Connections persisting in intermediate states beyond expected application lifecycles indicate handling problems. Document normal state transition timing for your environment to establish reliable alerting thresholds.
Prevention and Early Warning Systems
Building automated detection prevents connection pool exhaustion before customer impact occurs. Monitor socket state distributions continuously rather than reactively during performance complaints.
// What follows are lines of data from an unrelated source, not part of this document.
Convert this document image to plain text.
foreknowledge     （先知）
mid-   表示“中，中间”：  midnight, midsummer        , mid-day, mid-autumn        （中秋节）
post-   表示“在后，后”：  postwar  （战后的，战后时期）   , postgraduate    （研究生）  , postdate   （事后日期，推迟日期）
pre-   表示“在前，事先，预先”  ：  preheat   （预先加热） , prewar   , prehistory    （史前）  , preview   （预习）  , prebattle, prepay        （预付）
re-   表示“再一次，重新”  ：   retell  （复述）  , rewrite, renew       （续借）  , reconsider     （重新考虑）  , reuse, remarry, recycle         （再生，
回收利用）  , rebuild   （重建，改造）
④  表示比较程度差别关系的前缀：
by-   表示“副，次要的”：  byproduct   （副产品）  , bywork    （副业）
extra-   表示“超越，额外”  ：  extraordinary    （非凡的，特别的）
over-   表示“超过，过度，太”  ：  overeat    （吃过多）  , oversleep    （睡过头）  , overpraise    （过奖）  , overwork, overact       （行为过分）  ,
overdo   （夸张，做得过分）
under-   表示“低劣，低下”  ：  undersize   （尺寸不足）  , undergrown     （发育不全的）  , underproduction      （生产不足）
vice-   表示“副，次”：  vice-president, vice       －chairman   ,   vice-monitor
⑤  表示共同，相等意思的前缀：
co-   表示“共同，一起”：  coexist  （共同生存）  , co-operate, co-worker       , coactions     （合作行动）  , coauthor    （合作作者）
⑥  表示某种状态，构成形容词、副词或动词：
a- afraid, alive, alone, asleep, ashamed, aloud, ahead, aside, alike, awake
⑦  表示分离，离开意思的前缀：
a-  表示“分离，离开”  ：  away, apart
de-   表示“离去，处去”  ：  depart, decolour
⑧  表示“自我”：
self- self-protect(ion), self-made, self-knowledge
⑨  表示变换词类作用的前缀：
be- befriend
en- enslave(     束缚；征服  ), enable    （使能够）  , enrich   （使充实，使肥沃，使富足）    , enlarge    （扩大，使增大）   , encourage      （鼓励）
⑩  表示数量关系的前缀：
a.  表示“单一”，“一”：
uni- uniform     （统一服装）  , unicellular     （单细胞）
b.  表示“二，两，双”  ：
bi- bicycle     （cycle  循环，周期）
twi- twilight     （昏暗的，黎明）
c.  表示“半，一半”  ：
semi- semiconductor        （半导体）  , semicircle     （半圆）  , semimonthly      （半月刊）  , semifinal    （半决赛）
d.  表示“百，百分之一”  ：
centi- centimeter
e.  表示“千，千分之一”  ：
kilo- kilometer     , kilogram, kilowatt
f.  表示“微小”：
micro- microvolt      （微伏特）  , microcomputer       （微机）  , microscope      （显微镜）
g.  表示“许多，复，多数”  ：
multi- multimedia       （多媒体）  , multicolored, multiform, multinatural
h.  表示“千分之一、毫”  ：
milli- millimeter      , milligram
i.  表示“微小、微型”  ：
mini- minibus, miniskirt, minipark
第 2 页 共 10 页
Set alerts for CLOSE_WAIT connection accumulation beyond baseline levels, typically when counts exceed 20% of your normal ESTABLISHED connection volume. This provides early warning while pool capacity remains available.
The techniques described here work similarly for detecting issues in other database systems - the same /proc/net/tcp analysis applies to PostgreSQL connection pool monitoring and Redis cluster health detection.
Socket-level monitoring provides infrastructure insights that application-specific database tools miss. While MySQL's SHOW PROCESSLIST reports active queries, only kernel-level socket analysis reveals the complete connection lifecycle affecting your multi-tenant performance.
For more detailed guidance on connection pool crisis detection, examine the network stack patterns that provide 20 minutes of early warning before pool exhaustion impacts customers.
FAQ
How do I distinguish between normal TIMEWAIT accumulation and actual connection leaks?
TIMEWAIT states should clear within 60 seconds and show cyclical patterns matching application activity. CLOSE_WAIT states that persist beyond application restart cycles indicate true leaks requiring investigation.
Can this technique detect connection leaks in database systems other than MySQL?
Yes, the same /proc/net/tcp analysis works for any database system using TCP connections. Adjust the port filtering for PostgreSQL (5432), Redis (6379), or other databases, but the socket state patterns remain consistent.
What's the performance impact of continuously monitoring /proc/net/tcp on busy systems?
Reading /proc/net/tcp is a lightweight kernel operation with minimal CPU impact. The file access completes in microseconds even on systems with thousands of connections, making continuous monitoring practical for production environments.